The second point, which I am very keen on, is that the young—young men in particular—are not skilled in anything. It is time we started programmes for skilling them. Education is important, and they are lagging behind in it, but if we can give them a skill to earn their living, we might see a change in their lives. We do not want young people to not get jobs, to live on benefits all their lives and then start the trend again. Their fathers may be on benefits, they are going to be on benefits, their children will be on benefits. This is what happened in Northern Ireland. We must stop this somewhere. We have to start doing programmes, we have to skill them, and we have to make sure that they are capable of holding proper jobs. This will give them self-respect and respect from other people as well, which is very important. I repeat that we must make sure the imams in the mosques are properly educated and are teaching the people proper Islam, not what they think is Islam. If you talk to young Muslim people, they do not think like that. They do not say “Islam is a religion of peace”. They say that they want this country to become Islamic; they want to change this country into an Islamic country.
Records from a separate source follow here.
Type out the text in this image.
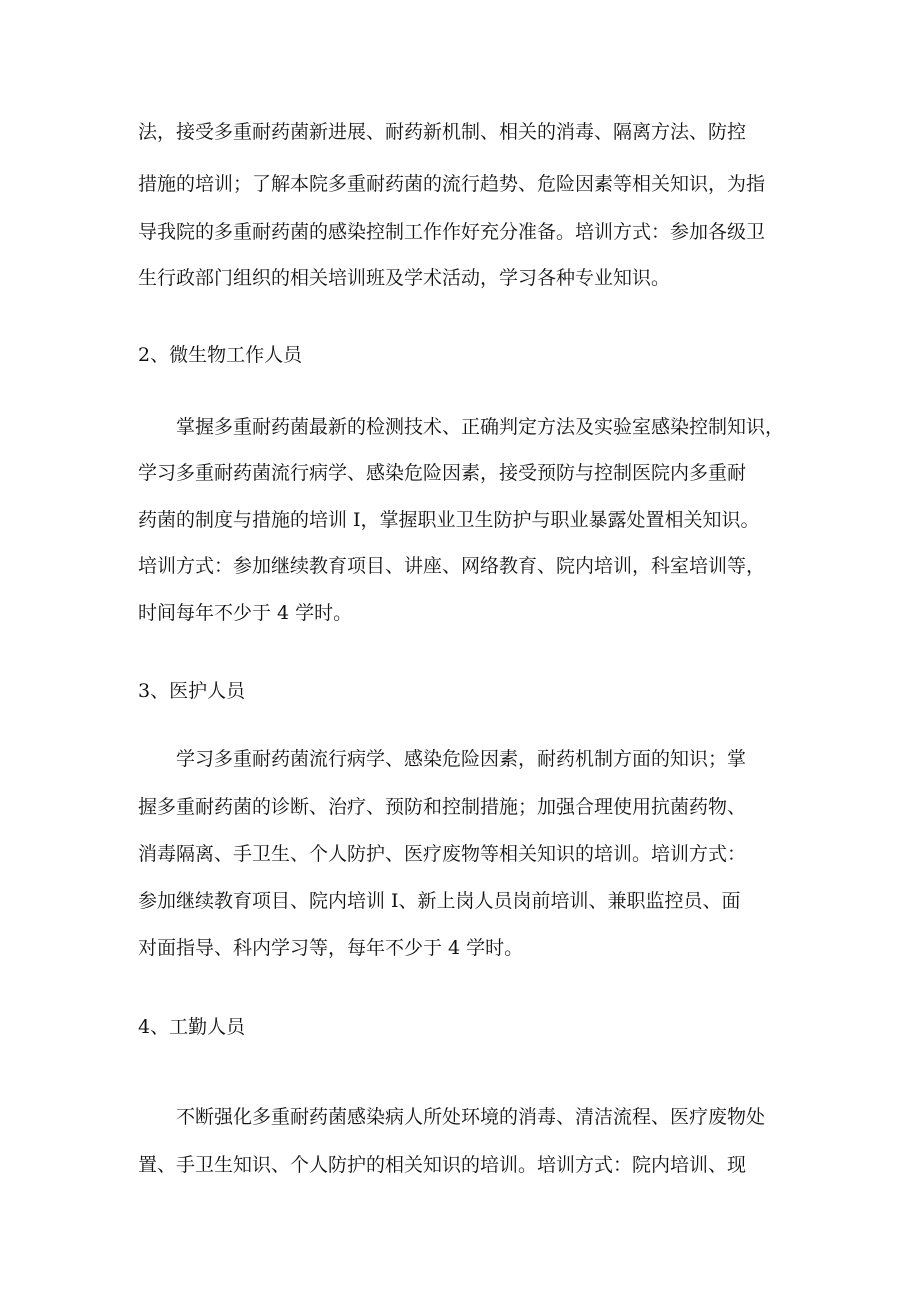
法，接受多重耐药菌新进展、耐药新机制、相关的消毒、隔离方法、防控
措施的培训；了解本院多重耐药菌的流行趋势、危险因素等相关知识，为指
导我院的多重耐药菌的感染控制工作作好充分准备。培训方式：参加各级卫
生行政部门组织的相关培训班及学术活动，学习各种专业知识。
2、微生物工作人员
掌握多重耐药菌最新的检测技术、正确判定方法及实验室感染控制知识，
学习多重耐药菌流行病学、感染危险因素，接受预防与控制医院内多重耐
药菌的制度与措施的培训 I，掌握职业卫生防护与职业暴露处置相关知识。
培训方式：参加继续教育项目、讲座、网络教育、院内培训，科室培训等，
时间每年不少于 4 学时。
3、医护人员
学习多重耐药菌流行病学、感染危险因素，耐药机制方面的知识；掌
握多重耐药菌的诊断、治疗、预防和控制措施；加强合理使用抗菌药物、
消毒隔离、手卫生、个人防护、医疗废物等相关知识的培训。培训方式：
参加继续教育项目、院内培训 I、新上岗人员岗前培训、兼职监控员、面
对面指导、科内学习等，每年不少于 4 学时。
4、工勤人员
不断强化多重耐药菌感染病人所处环境的消毒、清洁流程、医疗废物处
置、手卫生知识、个人防护的相关知识的培训。培训方式：院内培训、现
I am also very concerned about the advent of Sharia, particularly because it is discriminatory against women. That is not the way we live in this country. We have an Equality Act, yet we allow Sharia, which is totally discriminatory to women, to deal with family situations. No boy over seven is given to the mother—he automatically goes to the father. Property rights are not respected. I hope that your Lordships, especially those of you who are Muslims, will do your best to change these things.